A difficulty with RWR (shared with the WR) is that for small samples it will be highly variable, as it takes many 0s and 1s to measure percentages with precision. And the situation is worse for the RWR, as it is about twice as variable as the percentage it is based on (since 100/typical expected ~2) There are a number of ways to deal with this, including the simplest approach (as with WR right now) of doing nothing. Preferable would be to report it as an interval estimate, so that the variability is clear (because it still lacks precision, even after 100 battles).
RWRs can be combined across different tanks by averaging. Like relative risk, you would use a geometric mean, so log transform, then average, then back-transform. The small sample size problem is an issue here, since 0% and 100% are found in small samples. Simple approaches would be to wait a certain number of battles (30?), or to wait for the first win and loss before including a tank in the average. Also simple (and preferable I think) would be to calculate the win percentage as (y+1)/(n+2)*100%, where y is the win count and N is the total number of games (this has justifications in statistics; it stabilizes the estimate and performs better than the direct proportion in small samples).
A weighted average can be used to adjust the averages for the different frequencies that tanks are played on an account. So, on the log scale, term i in the sum is multiplied by n_i/N where n_i is the number of games in the tank and N is the number of games in the group (groups such as all tanks; just spgs; etc.).
As an example calculation, suppose a player has two tanks, Rudy and KV-5. They win 60 out of 100 in the Rudy and 45 out of 100 in the KV-5. From VBADDICT, the expected win rate of Rudy is 56% and that of KV-5 is 52%. Their RWR in the Rudy is 1.07 and in the KV-5 is 0.87 (no small sample size adjustment here for clarity). Combined over both it is 0.96. If instead there were only 20 games in the Rudy with 12 wins, then the individual tank RWRs are the same, but the combined is now 0.90, down-weighting the fewer Rudy games. The expression for this is RWR=exp((N1/N *log(RWR1)+N2/N*log(RWR2))), where N=N1+N2.

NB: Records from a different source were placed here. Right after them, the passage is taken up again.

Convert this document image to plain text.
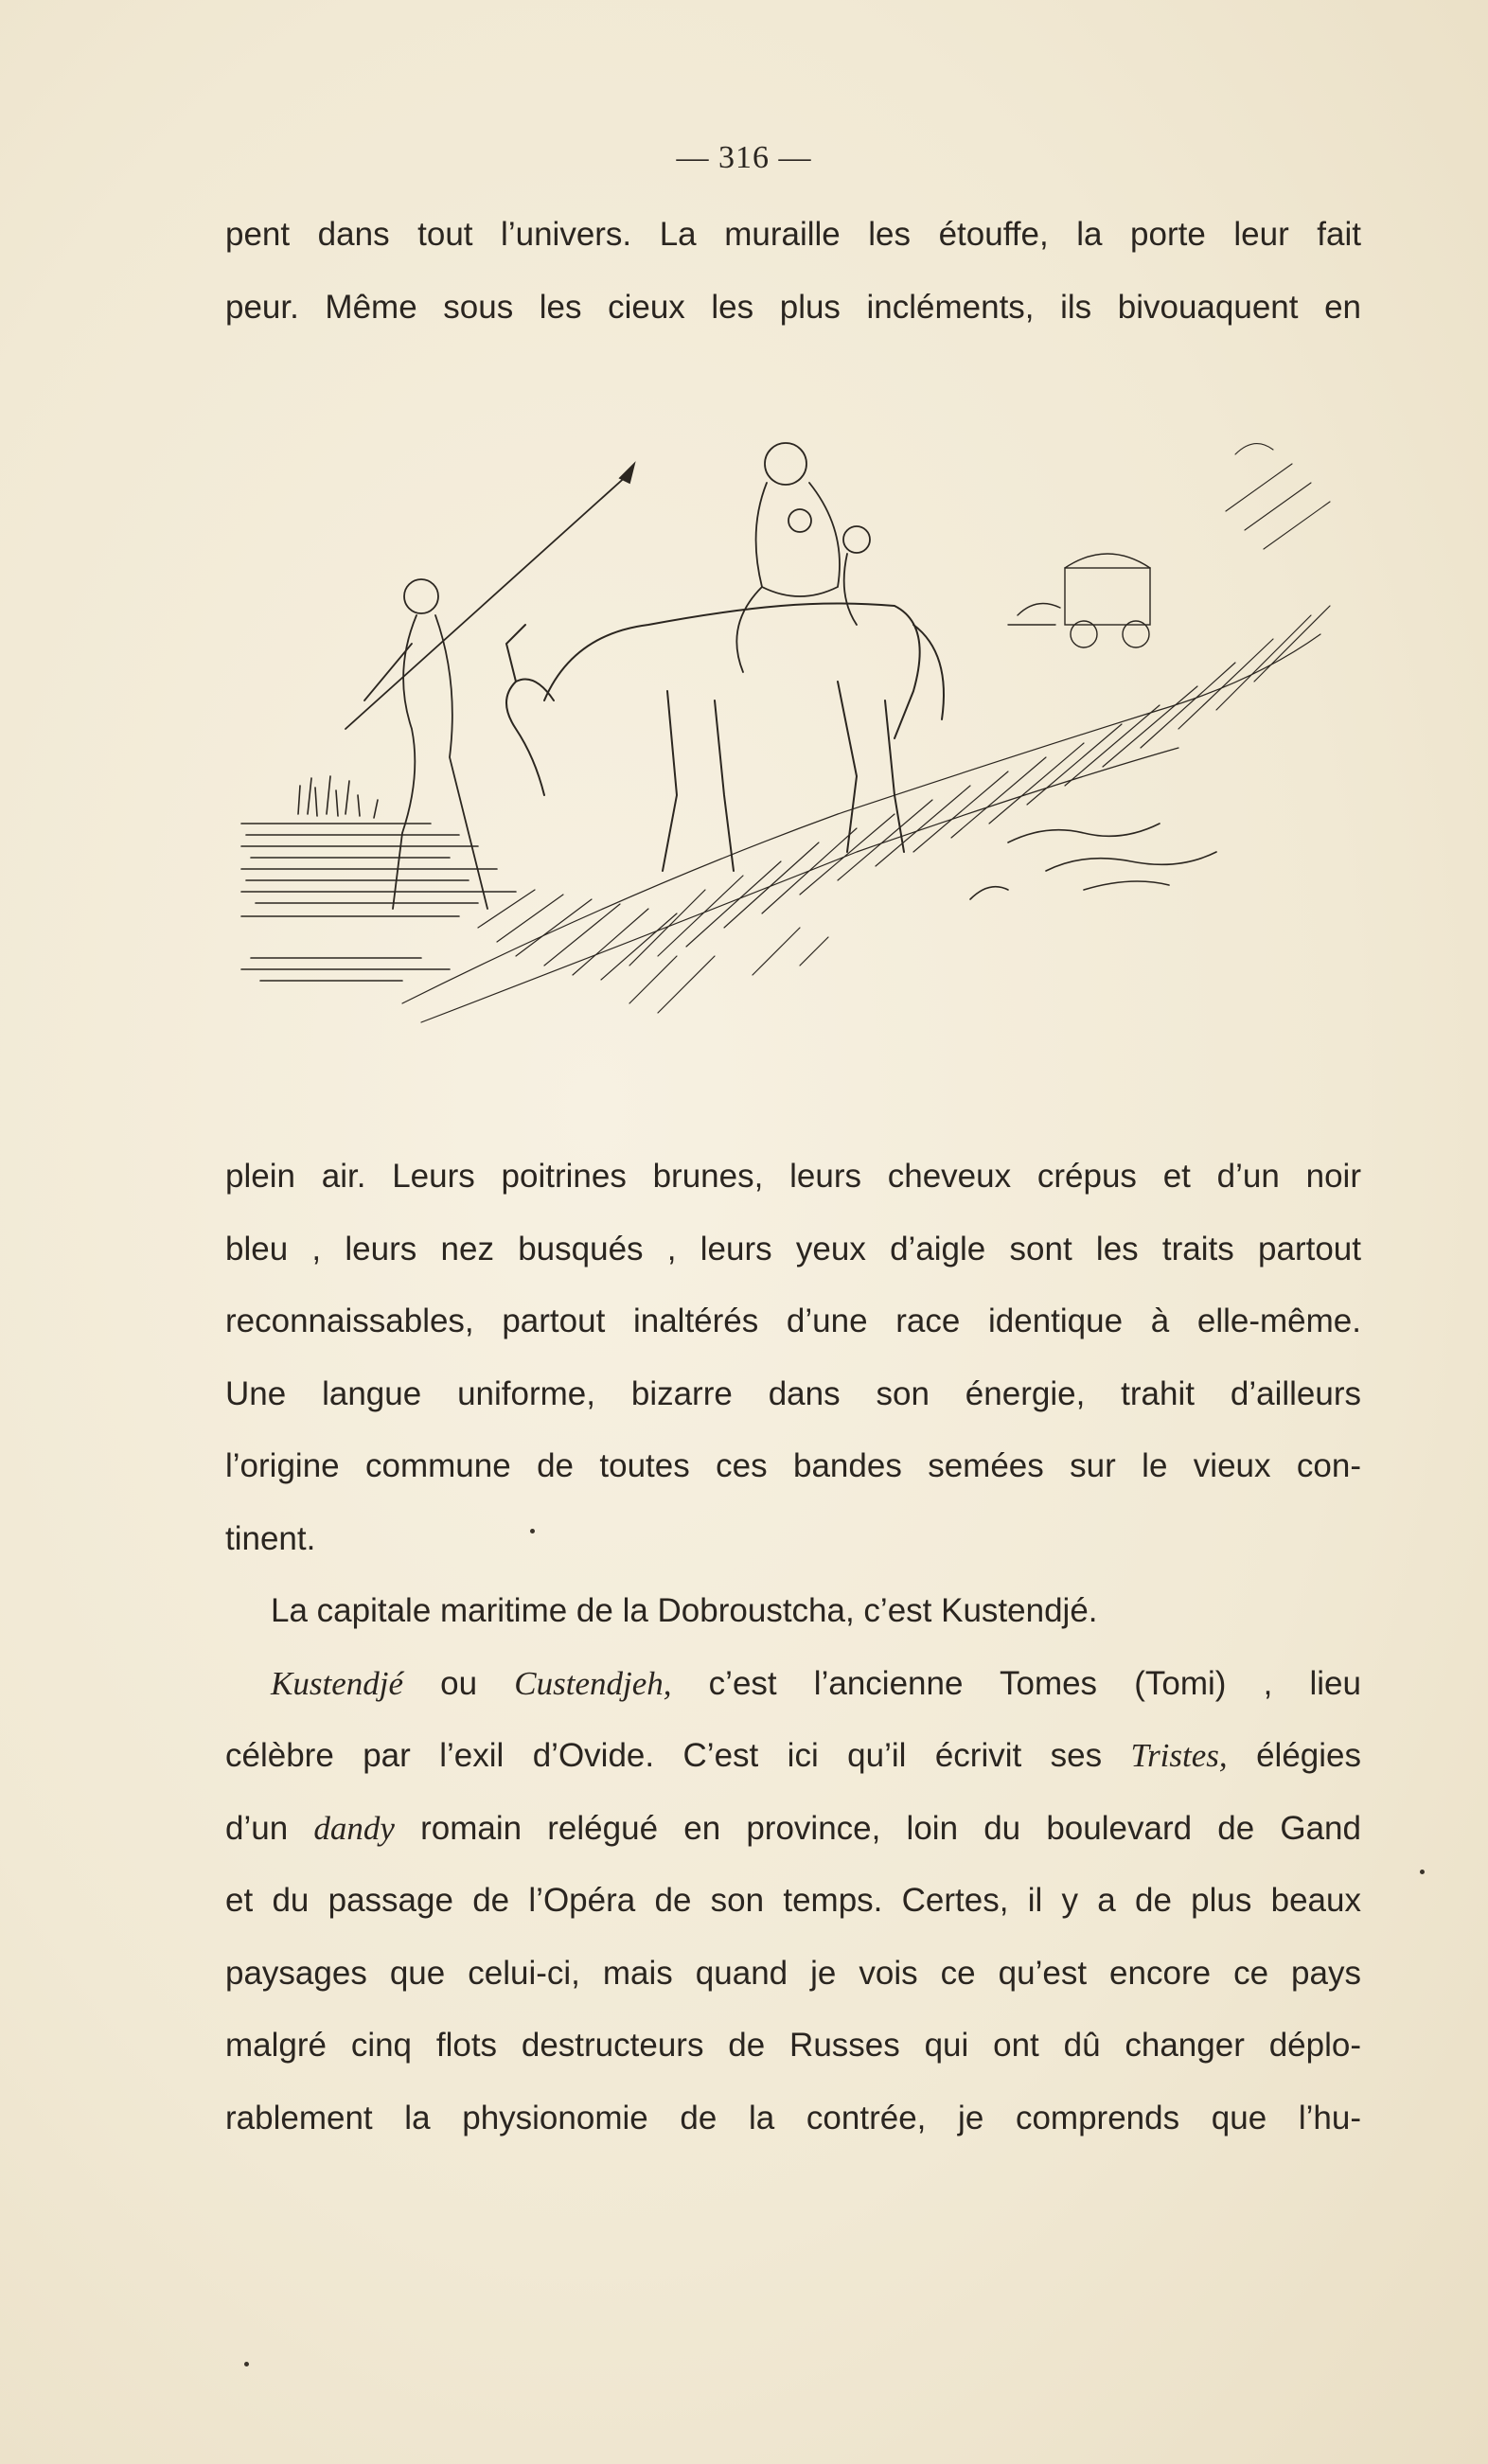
— 316 —
pent dans tout l’univers. La muraille les étouffe, la porte leur fait
peur. Même sous les cieux les plus incléments, ils bivouaquent en
plein air. Leurs poitrines brunes, leurs cheveux crépus et d’un noir
bleu , leurs nez busqués , leurs yeux d’aigle sont les traits partout
reconnaissables, partout inaltérés d’une race identique à elle-même.
Une langue uniforme, bizarre dans son énergie, trahit d’ailleurs
l’origine commune de toutes ces bandes semées sur le vieux con-
tinent.
La capitale maritime de la Dobroustcha, c’est Kustendjé.
Kustendjé ou Custendjeh, c’est l’ancienne Tomes (Tomi) , lieu
célèbre par l’exil d’Ovide. C’est ici qu’il écrivit ses Tristes, élégies
d’un dandy romain relégué en province, loin du boulevard de Gand
et du passage de l’Opéra de son temps. Certes, il y a de plus beaux
paysages que celui-ci, mais quand je vois ce qu’est encore ce pays
malgré cinq flots destructeurs de Russes qui ont dû changer déplo-
rablement la physionomie de la contrée, je comprends que l’hu-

I ran a little simulation to check its performance on a larger size sample. Suppose the player has 50 tanks, and plays 10, 20, …, 400 games in each (total = 8200 games) where each of these tanks has (from VBADDICT, say) a respective 40%, 41%, …,.60% win rate. The player is more skilled than average and has relative win rate of 1.04 on each tank. The simulation gave an estimated combined relative win rate of 1.035. An approximate 95% confidence interval for this is (1.014,1.055).
Here is a plot of the RWRs of the individual tanks in this simulation showing the decreased variability with tank number (red line is 1.04)
Running the simulation 100 times gave a distribution of the combined (over all 40 tanks) RWR
so the point estimates are pretty close, with means and medians where expected.
For reporting purposes, since the first few digits are often the same, it may be more interesting to report as a percentage. For example RWR 1.038 is 3.8% or 0.95 is -5%.
In conclusion, strengths are that it is simple to understand, is an improvement over WR for measuring skill (as opposed to predicting match outcome), and that it only goes up when the player wins games (as opposed to by damage, spotting, etc.), thus focusing directly on team play. Measures of uncertainty such as confidence intervals can also be calculated ether per tank or for group of tanks. Some weaknesses are that it cannot control for unmeasured effects such as platoons etc, and it does not control for skill differences among players in different tank types (although this can probably be done using existing data). That said, given what it does do, it can act as a complement to the various stats already available (with their own strengths and weaknesses).